New Zealand's international ranking as a financially transparent country has improved slightly in a newly published report.
The Financial Secrecy Index is published by the Tax Justice Network, a group which campaigns for open financial dealings, and ranks countries on issues such as banking secrecy, the ability to dodge taxes, hide assets, launder money, and whether they co-operate internationally.
The index also takes into account countries' share of the global finance industry.
The survey is one where the lower the ranking the better you are judged to be.
"Secrecy jurisdictions are a safe haven for the world's dirty money.
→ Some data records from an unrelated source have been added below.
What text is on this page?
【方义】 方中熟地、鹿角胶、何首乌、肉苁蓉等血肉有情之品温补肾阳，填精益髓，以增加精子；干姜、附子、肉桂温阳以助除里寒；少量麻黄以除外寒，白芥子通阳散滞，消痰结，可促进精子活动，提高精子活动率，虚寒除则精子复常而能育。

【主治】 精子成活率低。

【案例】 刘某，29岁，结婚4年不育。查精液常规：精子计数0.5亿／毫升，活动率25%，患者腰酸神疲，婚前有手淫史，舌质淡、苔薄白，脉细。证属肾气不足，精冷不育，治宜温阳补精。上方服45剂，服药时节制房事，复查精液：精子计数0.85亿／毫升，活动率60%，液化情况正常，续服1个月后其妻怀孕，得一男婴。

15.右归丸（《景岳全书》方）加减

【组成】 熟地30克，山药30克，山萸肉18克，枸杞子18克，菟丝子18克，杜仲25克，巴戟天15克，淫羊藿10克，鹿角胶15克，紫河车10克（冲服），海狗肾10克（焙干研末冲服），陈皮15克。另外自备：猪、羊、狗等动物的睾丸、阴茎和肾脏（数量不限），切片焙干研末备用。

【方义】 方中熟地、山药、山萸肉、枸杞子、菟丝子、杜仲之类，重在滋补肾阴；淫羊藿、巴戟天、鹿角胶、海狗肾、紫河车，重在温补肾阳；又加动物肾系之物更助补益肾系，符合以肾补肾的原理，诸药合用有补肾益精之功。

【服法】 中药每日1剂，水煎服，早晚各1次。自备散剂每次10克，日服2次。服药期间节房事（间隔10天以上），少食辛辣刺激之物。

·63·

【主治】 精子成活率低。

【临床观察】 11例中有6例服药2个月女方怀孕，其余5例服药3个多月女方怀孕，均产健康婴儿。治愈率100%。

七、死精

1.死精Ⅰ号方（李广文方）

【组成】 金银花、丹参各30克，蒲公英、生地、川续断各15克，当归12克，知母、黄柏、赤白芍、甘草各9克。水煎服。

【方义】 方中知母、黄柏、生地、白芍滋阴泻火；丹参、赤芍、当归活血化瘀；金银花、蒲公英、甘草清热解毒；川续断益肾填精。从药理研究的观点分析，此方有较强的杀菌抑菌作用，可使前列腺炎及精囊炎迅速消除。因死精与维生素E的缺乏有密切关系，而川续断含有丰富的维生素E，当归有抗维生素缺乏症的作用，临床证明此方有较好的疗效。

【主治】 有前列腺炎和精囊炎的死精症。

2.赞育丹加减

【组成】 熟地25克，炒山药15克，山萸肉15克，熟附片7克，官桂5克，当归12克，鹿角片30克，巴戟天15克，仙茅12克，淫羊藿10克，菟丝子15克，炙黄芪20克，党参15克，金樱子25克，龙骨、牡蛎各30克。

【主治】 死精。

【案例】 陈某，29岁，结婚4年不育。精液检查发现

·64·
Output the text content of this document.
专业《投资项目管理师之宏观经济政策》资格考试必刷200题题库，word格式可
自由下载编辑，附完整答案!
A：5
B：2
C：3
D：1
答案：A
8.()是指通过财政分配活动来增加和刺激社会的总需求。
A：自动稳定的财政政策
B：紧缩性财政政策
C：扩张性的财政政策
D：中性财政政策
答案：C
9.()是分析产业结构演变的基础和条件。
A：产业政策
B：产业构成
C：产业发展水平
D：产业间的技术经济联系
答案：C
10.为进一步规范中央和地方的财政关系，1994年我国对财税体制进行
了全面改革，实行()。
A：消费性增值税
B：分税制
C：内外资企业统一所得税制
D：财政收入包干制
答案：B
Kleptocrats, tax evaders and multinationals engaging in tax trickery all abuse secrecy jurisdictions," Liz Nelson, a director at the Tax Justice Network, said in a statement.
New Zealand is ranked number 58 out of 112 countries and territories in the latest survey compared with 54 in the 2015 survey.
The modest improvement comes after moves to clamp down on the use of New Zealand based foreign controlled trusts which were criticised as being open to hide assets and dodge tax.
The previous government's move to implement the Shewan inquiry recommendations - including demand for details of the beneficiaries of such trusts and information sharing with other jurisdictions has resulted in a large reduction in the number of trusts operating here.
New Zealand's commitment to clamping down on tax avoidance by multinational companies and signing up to anti-money laundering and counter terrorism financing agreements is also supporting the rating.
The top spot - the least transparent country with the most holes for money to escape through - was retained by Switzerland, followed by the United States which has been steadily climbing up the rankings in recent years.
"Switzerland is the grandfather of the world's tax havens, one of the world's largest offshore financial centres, and one of the world's biggest secrecy jurisdictions or tax havens," the report said.
The top 10 included well known tax havens - the Cayman Islands, Luxembourg and the Channel Island of Guernsey.